The nearly two-decade push to regulate counselling therapists and protect vulnerable clients from unethical and untrained practitioners is close to the finish line.

After the Mental Health Services Protection Act was passed by the previous NDP government in December 2018, the Association of Counselling Therapy of Alberta (ACTA) came into being.

ACTA's purpose was to lay the groundwork for transitioning into the CCTA, which would make counselling therapists, addictions counsellors and child and youth care counsellors subject to a code of ethics, standards of practice and a disciplinary process.

ACTA has signed up hundreds of counselling professionals. It has a registrar and has created all the regulations, bylaws and standards of practice required to provide oversight for its members. All that is left in the process is for cabinet to proclaim the CCTA regulation.

That proclamation was expected in the summer of 2021 but by September of that year then-minister of health Tyler Shandro informed the association that creating the CCTA was no longer a priority for his government.

Julie Debeljak/CBC
Julie Debeljak/CBC

When previously asked about the reason for the delay, the Alberta government wasn't clear about what the issue was.

Mental Health and Addictions Minister Nicholas Milliken was not available for an interview for this story.

His press secretary, Colin Aitchison, said the government wants to do more consultation because Indigenous communities have asked the province not to proceed with the regulation.

"We acknowledge this work has not moved forward as quickly as we would have liked," Aitchison wrote in an email to CBC News.

"The team at Alberta Health that is responsible for consulting on the establishment of a new college is the same team that has been focused significantly on the positioning and implementation of other regulatory work, as well as being involved in health workforce priorities.

"Entering 2023, we are looking forward to making progress and continuing to consult with stakeholders and Indigenous communities."

Waiting lists

As the delay continues, Indigenous Albertans face lengthy waits to see registered psychologists, registered clinical social workers and registered psychiatric nurses, the Alberta providers who are eligible under NIHB.

Seeing a counselling therapist means having to pay for the service out-of-pocket — which can be around $200 an hour.

Sheldon said she has about 89 people waiting each month to see one of her eligible providers.

The scope of the problem is large.

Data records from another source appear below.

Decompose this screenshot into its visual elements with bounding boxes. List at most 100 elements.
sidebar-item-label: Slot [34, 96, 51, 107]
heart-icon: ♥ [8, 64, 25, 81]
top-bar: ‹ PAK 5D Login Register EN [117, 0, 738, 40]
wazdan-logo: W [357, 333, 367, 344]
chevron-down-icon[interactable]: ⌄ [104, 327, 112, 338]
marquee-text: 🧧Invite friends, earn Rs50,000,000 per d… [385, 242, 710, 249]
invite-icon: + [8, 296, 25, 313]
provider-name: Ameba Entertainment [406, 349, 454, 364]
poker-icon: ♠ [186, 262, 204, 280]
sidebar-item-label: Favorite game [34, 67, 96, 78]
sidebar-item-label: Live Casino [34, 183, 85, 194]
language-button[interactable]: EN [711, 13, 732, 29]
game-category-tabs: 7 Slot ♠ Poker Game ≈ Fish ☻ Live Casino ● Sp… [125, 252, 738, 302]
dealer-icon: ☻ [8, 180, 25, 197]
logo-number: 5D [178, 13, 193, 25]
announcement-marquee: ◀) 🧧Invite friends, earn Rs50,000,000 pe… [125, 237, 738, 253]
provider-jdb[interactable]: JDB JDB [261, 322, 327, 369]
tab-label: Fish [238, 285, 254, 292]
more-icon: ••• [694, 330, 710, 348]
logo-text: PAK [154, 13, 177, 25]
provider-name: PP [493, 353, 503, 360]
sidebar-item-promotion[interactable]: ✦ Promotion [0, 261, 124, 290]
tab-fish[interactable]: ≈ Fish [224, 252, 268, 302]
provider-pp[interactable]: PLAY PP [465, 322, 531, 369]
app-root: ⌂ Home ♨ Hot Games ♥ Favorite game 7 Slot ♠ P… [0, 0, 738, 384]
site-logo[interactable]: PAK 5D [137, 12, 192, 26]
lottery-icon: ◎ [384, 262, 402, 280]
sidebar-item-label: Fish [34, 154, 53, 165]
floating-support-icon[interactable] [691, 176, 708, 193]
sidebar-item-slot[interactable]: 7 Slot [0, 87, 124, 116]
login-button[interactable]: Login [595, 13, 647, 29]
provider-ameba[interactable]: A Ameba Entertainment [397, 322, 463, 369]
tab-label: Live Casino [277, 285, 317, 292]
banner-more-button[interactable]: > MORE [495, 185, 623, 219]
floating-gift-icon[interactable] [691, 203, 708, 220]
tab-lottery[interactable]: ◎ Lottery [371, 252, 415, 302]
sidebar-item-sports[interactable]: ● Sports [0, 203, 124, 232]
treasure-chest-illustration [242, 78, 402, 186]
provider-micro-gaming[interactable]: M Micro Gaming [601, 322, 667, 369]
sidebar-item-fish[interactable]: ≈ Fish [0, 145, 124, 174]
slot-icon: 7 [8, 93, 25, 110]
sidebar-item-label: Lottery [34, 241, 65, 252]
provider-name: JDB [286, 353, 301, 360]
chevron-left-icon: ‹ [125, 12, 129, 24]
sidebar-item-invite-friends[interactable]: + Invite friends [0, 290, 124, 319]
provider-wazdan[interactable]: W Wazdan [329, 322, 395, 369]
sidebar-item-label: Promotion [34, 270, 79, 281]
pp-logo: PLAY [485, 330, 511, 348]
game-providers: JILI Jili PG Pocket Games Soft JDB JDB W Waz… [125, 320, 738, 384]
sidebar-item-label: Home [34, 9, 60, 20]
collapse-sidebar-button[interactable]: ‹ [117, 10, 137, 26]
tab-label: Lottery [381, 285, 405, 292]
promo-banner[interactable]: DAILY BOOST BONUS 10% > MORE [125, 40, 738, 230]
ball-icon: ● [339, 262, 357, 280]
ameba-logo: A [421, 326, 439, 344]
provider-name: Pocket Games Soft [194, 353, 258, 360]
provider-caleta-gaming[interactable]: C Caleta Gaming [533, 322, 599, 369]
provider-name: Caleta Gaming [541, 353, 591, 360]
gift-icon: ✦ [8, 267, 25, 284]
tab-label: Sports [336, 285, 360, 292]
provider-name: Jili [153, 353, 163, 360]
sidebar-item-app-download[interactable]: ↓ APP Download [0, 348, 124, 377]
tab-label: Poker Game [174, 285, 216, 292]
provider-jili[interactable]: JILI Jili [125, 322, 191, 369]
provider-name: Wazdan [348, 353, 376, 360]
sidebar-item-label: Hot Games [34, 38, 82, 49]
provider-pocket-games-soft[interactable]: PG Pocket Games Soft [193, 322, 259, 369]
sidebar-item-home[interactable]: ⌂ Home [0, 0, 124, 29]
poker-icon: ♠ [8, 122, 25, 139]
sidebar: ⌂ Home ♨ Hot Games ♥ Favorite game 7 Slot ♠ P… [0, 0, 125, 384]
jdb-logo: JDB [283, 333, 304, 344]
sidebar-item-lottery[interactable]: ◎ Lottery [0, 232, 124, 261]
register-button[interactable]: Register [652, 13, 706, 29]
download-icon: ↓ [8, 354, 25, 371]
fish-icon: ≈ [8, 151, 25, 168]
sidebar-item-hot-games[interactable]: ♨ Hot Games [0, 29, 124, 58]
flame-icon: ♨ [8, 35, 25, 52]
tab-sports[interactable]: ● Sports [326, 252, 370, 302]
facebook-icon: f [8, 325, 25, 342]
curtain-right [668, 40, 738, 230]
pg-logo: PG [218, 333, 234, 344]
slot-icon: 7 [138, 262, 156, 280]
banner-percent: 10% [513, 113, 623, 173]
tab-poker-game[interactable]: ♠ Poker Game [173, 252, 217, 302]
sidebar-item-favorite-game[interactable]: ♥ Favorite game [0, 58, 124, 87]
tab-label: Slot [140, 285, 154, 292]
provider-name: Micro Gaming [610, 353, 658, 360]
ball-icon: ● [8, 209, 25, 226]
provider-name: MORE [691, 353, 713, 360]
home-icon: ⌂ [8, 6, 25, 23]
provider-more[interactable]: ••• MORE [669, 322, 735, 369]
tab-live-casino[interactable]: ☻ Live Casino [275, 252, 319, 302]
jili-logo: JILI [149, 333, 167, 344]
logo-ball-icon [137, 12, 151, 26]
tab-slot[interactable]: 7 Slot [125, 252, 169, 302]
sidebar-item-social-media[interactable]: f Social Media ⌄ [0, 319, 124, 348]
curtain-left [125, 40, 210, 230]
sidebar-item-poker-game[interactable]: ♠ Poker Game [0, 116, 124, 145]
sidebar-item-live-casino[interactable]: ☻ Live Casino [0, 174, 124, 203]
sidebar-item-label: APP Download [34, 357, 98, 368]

Sheldon offered more than 2,000 free counselling sessions within eight months to people who couldn't access the NIHB program but had to stop because it wasn't sustainable.

Sheldon said Indigenous people need the right kind of support, which includes an emphasis on the healing aspects of their culture in additional to counselling. She said making people wait for six months or more for help creates more harm.

"When you're turning a residential school survivor away because we don't have a provider, that's not OK and it's really disheartening," she said.